Rickettsial diseases are those caused by Rickettsia spp., a group of obligate intracellular bacteria that are found in blood feeding arthropods such as lice, fleas, ticks, and various mites, making it a vector-borne pathogen. When these arthropods feed on humans, they can transmit the bacteria. Pathogenic members of the genus Rickettsia cause acute undifferentiated febrile illness, which is often accompanied by rash in the human host. If untreated, rickettsial diseases can result in severe life-threatening manifestations, including respiratory failure, kidney damage, and severe neurological symptoms.
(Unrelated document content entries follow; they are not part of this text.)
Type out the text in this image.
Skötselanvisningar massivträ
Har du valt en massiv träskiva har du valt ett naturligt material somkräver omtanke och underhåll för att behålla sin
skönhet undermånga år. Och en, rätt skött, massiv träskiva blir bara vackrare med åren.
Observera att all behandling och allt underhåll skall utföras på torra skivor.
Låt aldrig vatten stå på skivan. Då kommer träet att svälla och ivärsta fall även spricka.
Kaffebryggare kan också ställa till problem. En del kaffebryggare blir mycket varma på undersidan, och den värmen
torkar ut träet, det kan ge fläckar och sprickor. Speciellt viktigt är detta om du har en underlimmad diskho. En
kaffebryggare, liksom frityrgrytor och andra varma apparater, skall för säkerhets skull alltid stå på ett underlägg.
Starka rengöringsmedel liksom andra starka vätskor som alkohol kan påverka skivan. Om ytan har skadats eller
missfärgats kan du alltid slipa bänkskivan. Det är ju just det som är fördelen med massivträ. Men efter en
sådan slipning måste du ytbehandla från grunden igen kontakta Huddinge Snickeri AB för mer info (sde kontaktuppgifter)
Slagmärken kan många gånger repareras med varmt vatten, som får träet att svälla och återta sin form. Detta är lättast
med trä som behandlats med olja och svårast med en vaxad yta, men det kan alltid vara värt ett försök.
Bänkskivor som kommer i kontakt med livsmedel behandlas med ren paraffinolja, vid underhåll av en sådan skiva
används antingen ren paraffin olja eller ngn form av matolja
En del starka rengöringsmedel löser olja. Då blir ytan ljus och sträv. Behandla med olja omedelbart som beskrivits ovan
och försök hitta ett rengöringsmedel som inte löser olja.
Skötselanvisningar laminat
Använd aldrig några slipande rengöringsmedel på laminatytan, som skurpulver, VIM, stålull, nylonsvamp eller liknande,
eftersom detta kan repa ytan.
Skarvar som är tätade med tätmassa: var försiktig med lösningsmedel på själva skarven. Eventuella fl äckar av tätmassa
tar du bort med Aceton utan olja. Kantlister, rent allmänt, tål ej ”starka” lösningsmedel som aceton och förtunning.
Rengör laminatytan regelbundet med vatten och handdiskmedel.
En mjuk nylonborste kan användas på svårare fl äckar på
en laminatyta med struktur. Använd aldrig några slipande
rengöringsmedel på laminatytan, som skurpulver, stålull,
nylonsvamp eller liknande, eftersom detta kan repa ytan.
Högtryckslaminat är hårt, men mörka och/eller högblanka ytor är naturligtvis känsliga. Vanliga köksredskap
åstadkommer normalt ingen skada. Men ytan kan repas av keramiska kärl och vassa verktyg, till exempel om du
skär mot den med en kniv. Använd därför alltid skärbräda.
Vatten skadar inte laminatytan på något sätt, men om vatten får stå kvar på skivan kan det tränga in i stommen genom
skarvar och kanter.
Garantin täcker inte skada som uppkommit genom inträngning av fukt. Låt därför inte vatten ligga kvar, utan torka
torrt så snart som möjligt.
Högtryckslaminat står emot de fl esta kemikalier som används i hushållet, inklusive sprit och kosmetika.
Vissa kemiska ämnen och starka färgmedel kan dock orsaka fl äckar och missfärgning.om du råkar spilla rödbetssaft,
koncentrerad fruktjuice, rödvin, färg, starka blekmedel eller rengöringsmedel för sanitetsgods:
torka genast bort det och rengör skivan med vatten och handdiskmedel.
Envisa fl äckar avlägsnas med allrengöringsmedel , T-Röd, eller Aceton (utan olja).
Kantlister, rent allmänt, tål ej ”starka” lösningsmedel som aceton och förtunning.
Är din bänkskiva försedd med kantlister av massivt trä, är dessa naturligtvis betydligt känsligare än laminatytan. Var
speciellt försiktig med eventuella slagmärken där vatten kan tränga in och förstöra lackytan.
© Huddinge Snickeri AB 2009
Diseases caused by Rickettsia bacteria include epidemic typhus (Rickettsia prowazekii), Rocky Mountain spotted fever (Rickettsia rickettsii), rickettsialpox (Rickettsia akari), and murine typhus (Rickettsia typhi)1.  Dr. Blanton has made important contributions to science by studying these diseases in various settings, including the study of the rickettsial diseases in Galveston and other parts of Texas.

Figure 2: Rickettsia

Dr. Blanton explains that animals play a huge role in rickettsial disease transmission to humans as animals serve as reservoirs for the microbes. Arthropods also play important roles in human rickettsial disease. To stop disease transmission to humans, one must understand both the roles animal reservoirs and arthropods play in the ecology of the disease.  Once the ecology of disease is understood, interventions can be designed to reduce rickettsial disease in humans. Such disease ecology is best studied using an interdisciplinary One Health approach. Dr. Blanton has made important discoveries of rickettsial disease transmission in Texas’ human populations.